Phrase query in Lucene 6.2.0

2019-09-14 07:42发布

问题:

I have a document like this:

{ 
    "_id" : ObjectId("586b723b4b9a835db416fa26"), 
    "name" : "test", 
    "countries" : {
        "country" : [
            {
                "name" : "russia iraq"
            }, 
            {
                "name" : "USA china"
            }
        ]
    }
}

In MongoDB I am trying to retrieve it using phrase query(Lucene 6.2.0). My code looks as folllows:

StandardAnalyzer analyzer = new StandardAnalyzer();         

         // 1. create the index
            Directory index = new RAMDirectory();
            IndexWriterConfig config = new IndexWriterConfig(analyzer); 
            try {       

                 IndexWriter w = new IndexWriter(index, config);                    
                MongoClient client = new MongoClient("localhost", 27017);
                DB database = client.getDB("test123");
                DBCollection coll =  database.getCollection("test1");
                //MongoCollection<org.bson.Document> collection = database.getCollection("test1");
            DBCursor cursor = coll.find();                  
                    System.out.println(cursor);
                 while (cursor.hasNext()) { 
                     BasicDBObject obj = (BasicDBObject) cursor.next();

                      Document doc = new Document();
                BasicDBObject f = (BasicDBObject) (obj.get("countries"));
                                List<BasicDBObject> dts = (List<BasicDBObject>)(f.get("country"));   
                     doc.add(new TextField("id",obj.get("_id").toString().toLowerCase(), Field.Store.YES));
                     doc.add(new StringField("name",obj.get("name").toString(), Field.Store.YES));  
                   doc.add(new StringField("countries",f.toString(), Field.Store.YES));

                   for(BasicDBObject d : dts){
                      doc.add(new StringField("country",d.get("name").toString(), Field.Store.YES));
    //               
               }
                    w.addDocument(doc);                    

                 }
                 w.close();

and my search goes like :

 PhraseQuery query = new PhraseQuery("country", "iraq russia" );


                   // 3. search
                   int hitsPerPage = 10;
                   IndexReader reader = DirectoryReader.open(index);

                   IndexSearcher searcher = new IndexSearcher(reader);
                   TopDocs docs = searcher.search(query, hitsPerPage);
                   ScoreDoc[] hits = docs.scoreDocs;

                  //  4. display results
                   System.out.println("Found " + hits.length + " hits.");
                   for(int j=0;j<hits.length;++j) {
                       int docId = hits[j].doc;
                       Document d = searcher.doc(docId);
                       System.out.println(d);
                   }


                   reader.close();
    }
    catch (Exception e) {
            e.printStackTrace();
        } 

I am getting zero hits for this query. Can anyone tell what I am doing wrong? jars used: lucene-queries4.2.0 lucene-queryparser-6.2.1 lucene-analyzers-common-6.2.0

回答1:

i made certain changes which goes like:

Query query = new PhraseQuery.Builder()
                        .add(new Term("country", "iraq"))
                        .add(new Term("country", "russia"))
                        .setSlop(2)
                        .build();

and also i changed the type of feild while indexing :

for(BasicDBObject d : dts){
                  doc.add(newTextField("country",d.get("name").toString(), Field.Store.YES));

           }

But can anyone tell me the difference between StringFeild and TextFeild while indexing?



回答2:

Firstly, never mix Lucene versions. All your jars should be the same version. Upgrade lucene-queries to 6.2.1. In practice you might or might not run into trouble mixing up 6.2.0 and 6.2.1, but you definitely should upgrade lucene-analyzers-common as well.

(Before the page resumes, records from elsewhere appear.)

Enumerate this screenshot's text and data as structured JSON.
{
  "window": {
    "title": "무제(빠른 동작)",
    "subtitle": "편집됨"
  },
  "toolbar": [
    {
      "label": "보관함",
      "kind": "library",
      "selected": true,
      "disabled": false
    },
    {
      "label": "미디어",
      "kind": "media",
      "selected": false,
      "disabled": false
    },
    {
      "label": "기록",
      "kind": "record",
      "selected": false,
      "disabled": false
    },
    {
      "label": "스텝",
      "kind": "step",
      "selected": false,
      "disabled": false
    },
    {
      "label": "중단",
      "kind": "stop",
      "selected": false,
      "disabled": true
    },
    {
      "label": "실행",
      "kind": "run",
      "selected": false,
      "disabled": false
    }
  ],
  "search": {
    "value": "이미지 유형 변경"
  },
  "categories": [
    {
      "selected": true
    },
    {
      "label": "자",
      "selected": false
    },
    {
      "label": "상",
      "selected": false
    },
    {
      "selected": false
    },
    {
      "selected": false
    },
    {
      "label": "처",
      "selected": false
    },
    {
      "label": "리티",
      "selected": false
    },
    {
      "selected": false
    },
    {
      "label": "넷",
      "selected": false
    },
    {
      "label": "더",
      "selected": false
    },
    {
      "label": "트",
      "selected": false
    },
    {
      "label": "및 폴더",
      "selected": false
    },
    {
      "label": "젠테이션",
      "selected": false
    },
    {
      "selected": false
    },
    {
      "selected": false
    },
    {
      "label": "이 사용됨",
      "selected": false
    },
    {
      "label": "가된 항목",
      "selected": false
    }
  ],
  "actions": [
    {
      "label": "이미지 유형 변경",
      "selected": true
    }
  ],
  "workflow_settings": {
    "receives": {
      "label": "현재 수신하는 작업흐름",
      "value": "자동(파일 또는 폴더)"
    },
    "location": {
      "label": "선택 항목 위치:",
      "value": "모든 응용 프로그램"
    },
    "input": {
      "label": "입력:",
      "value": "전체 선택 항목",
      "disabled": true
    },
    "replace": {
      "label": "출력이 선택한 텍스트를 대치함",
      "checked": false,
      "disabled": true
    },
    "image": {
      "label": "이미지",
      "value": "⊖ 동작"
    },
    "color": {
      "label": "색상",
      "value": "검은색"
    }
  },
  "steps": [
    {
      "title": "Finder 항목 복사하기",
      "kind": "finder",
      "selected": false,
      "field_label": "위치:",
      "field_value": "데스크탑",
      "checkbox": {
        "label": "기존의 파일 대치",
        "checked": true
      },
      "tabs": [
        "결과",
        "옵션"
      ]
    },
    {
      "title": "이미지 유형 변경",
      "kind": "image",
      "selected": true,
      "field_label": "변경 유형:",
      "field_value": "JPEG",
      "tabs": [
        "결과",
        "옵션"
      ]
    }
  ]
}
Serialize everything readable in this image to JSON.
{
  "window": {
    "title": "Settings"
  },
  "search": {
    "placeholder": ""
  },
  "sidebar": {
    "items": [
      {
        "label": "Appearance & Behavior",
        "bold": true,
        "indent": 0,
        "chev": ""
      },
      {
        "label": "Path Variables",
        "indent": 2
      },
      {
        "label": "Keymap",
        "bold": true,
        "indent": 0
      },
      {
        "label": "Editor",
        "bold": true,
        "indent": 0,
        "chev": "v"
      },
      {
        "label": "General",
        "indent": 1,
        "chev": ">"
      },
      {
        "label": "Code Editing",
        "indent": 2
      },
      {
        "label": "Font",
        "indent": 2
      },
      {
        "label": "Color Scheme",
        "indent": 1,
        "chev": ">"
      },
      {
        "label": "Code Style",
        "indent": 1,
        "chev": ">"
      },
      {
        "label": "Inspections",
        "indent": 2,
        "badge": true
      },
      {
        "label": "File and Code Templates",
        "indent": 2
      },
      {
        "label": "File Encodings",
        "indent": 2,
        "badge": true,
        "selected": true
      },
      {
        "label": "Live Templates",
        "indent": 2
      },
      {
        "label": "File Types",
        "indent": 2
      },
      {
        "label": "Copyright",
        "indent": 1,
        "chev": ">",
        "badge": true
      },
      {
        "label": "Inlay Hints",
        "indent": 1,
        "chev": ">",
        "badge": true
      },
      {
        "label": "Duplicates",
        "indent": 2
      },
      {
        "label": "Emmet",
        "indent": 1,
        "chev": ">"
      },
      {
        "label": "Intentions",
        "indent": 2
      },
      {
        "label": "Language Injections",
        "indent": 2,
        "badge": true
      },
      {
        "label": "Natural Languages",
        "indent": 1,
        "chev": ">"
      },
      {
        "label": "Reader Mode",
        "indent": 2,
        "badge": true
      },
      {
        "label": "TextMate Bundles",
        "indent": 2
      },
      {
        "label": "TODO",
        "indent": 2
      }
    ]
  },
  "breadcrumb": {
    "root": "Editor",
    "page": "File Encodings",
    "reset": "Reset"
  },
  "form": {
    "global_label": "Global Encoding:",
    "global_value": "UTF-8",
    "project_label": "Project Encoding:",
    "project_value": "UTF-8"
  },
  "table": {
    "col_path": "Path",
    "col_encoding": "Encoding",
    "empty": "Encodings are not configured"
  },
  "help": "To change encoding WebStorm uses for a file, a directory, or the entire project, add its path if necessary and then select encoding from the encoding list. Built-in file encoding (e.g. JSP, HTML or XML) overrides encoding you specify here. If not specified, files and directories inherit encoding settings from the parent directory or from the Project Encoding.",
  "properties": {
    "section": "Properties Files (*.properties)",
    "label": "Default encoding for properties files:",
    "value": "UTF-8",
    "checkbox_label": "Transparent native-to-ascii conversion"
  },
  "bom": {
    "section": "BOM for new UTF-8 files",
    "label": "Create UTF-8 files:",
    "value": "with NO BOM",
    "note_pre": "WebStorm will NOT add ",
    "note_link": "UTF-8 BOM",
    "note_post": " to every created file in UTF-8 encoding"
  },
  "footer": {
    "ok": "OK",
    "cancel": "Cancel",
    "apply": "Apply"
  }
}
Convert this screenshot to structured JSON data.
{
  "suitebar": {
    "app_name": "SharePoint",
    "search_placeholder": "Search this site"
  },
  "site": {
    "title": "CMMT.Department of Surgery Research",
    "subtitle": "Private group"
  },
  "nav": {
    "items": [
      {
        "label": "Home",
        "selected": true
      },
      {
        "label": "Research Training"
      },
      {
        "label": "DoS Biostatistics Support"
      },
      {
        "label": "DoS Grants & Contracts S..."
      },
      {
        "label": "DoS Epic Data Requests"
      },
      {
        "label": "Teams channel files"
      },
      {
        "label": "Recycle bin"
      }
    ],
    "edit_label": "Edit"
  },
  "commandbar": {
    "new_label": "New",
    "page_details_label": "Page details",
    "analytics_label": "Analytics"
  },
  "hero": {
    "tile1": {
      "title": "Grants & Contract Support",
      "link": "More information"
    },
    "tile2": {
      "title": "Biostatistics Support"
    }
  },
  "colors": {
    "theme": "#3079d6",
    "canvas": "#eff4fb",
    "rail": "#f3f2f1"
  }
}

PhraseQuery doesn't analyze for you, you have to add terms to it separately. In your example, "iraq russia" is treated as a single terms, rather than two separate (analyzed) terms.

It should look something like this:

Query query = new PhraseQuery.Builder()
    .add(new Term("country", "iraq"))
    .add(new Term("country", "russia"))
    .build();

If you want something that will analyze for you, you can use the QueryParser:

QueryParser parser = new QueryParser("country", new StandardAnalyzer())
Query query = queryparser.parse("\"iraq russia\"");